Comme toutes les images, les images subliminales sont perçues d’abord par le biais de l’œil puis dans le cortex visuel du cerveau, enregistrées et interprétées par celui-ci.
L'œil est l'organe de la vision. Il est de faible volume (6.5 cm3), pèse 7 grammes, et a la forme d'une sphère d'environ 24 mm de diamètre, complétée vers l'avant par une autre demi-sphère de 8 mm de rayon, la cornée.
La paroi du globe oculaire est formée de 3 tuniques :
Ces tuniques enferment des milieux transparents, indispensables à la vision. Ces milieux transparents sont au nombre de trois et forment une lentille convergente.
Nous venons donc de voir que l'œil est constitué de trois membranes: la sclérotique, la choroïde et la rétine, et de trois milieux transparents: l'humeur aqueuse, le cristallin et le corps vitré. Les membranes, hétérogènes et opaques (sauf pour la cornée), sont à la périphérie de l'œil. En revanche, les milieux transparents, homogènes, sont au centre de l'œil, garantissant l'acheminement des rayons lumineux à l'écran rétinien.
Les informations extérieures au corps sont détectées par la rétine de l’œil. Cette vision n’est pas instantanée ni fluide mais seulement rapide (environ 1/40 de seconde). Ces informations visuelles vont ensuite dans le cortex visuel à l’arrière du cerveau par les nefs optiques. C’est ensuite notre cerveau qui traite cette information et construit l’image perçue comme la forme, le mouvement, l’identification des objets ou des visages. Par exemple la sensation de relief n'est perçue qu'au travers de la vision combinée des deux yeux, c’est-à-dire que le cerveau reconstitue le relief à partir de 2 images légèrement décalées.
Il existe deux types de visions chez l’homme comme chez de nombreux animaux qui diffèrent selon la luminosité :
Ainsi, l’acuité visuelle représente la finesse de la vision diurne.
Chez l’homme, la vision photopique s’effectue grâce aux cônes de la rétine qui compose, comme dit avant, la tunique nerveuse. Ces cônes se repartissent selon leur sensibilité au rouge magenta, au vert ou au bleu cyan. Le nombre de cônes décroît au fur et à mesure qu'on s'éloigne du centre de la vision, ce qui fait qu'on distingue de moins en moins les couleurs. L'information transmise par les différents cônes est intégrée à différents niveaux des voies visuelles depuis les mécanismes rétiniens jusqu'au cortex visuel.

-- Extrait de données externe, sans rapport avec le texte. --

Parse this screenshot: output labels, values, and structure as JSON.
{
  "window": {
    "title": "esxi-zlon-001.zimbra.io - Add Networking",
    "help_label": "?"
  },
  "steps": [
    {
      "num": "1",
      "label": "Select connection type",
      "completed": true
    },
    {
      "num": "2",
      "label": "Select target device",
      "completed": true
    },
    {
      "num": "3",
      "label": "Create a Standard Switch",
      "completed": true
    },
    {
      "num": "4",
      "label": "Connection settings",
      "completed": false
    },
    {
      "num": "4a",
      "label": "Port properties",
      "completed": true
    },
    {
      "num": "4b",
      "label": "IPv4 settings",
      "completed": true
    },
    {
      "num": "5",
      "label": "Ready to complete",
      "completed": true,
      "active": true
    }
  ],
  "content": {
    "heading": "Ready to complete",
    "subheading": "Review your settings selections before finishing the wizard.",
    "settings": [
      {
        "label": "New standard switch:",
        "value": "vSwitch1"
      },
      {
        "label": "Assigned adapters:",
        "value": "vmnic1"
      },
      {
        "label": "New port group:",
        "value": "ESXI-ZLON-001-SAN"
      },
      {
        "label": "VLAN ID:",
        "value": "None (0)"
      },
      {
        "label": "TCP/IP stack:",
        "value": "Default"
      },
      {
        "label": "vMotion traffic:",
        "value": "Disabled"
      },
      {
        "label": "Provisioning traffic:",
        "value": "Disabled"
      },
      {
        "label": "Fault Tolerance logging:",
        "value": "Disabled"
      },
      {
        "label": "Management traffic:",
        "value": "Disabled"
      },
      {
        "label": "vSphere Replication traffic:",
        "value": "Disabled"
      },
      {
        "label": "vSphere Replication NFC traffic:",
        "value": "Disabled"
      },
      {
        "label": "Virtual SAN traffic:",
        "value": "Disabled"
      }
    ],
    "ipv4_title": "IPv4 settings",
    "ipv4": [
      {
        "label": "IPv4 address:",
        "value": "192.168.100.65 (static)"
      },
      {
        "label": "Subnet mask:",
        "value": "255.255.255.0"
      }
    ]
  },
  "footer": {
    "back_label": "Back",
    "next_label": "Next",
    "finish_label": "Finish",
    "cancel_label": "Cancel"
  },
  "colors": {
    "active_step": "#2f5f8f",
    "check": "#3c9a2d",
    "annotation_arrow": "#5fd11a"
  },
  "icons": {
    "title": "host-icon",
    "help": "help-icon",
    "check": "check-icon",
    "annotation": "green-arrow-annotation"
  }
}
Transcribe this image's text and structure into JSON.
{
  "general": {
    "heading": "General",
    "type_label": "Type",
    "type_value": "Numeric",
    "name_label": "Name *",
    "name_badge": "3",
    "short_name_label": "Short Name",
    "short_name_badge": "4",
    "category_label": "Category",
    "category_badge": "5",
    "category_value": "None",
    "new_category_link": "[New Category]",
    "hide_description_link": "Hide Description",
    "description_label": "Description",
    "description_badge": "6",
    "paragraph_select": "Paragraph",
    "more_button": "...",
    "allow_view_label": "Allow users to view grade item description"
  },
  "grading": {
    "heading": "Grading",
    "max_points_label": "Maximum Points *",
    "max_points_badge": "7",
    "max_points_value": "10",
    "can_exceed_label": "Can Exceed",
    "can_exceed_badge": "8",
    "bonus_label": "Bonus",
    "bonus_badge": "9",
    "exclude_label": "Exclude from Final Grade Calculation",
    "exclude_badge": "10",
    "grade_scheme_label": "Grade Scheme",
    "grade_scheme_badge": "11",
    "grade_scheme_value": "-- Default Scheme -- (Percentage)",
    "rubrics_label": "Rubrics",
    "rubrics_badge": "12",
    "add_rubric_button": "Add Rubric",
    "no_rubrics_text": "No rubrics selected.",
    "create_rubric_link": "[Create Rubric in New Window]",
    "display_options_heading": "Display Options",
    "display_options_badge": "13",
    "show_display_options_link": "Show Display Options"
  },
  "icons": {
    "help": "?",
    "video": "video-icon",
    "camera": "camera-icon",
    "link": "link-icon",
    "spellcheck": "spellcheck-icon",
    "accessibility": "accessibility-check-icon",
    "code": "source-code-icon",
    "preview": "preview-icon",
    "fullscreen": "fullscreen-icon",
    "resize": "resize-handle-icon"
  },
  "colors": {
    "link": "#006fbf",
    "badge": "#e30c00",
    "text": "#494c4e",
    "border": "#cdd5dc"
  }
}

Il existe aussi une vision scotopique, ou encore périphérique, qui s’effectue grâce aux bâtonnets de la rétine qui sont beaucoup plus sensible que les cônes mais qui ne permettent pas de distinguer les couleurs. Cette vision est adaptée à la pénombre, contrairement à la vision photopique qui nécessite une intensité lumineuse élevée. Il y a peu de bâtonnets au centre de la vision ce qui fait que si l'on regarde directement un objet peu lumineux de nuit, il se peut qu'on ne le voit pas alors qu'on peut le voir si l'on regarde un peu à côté. Cependant nous ne nous servons de cette vision en présence d’images subliminales, c’est pourquoi nous ne l’évoquerons plus.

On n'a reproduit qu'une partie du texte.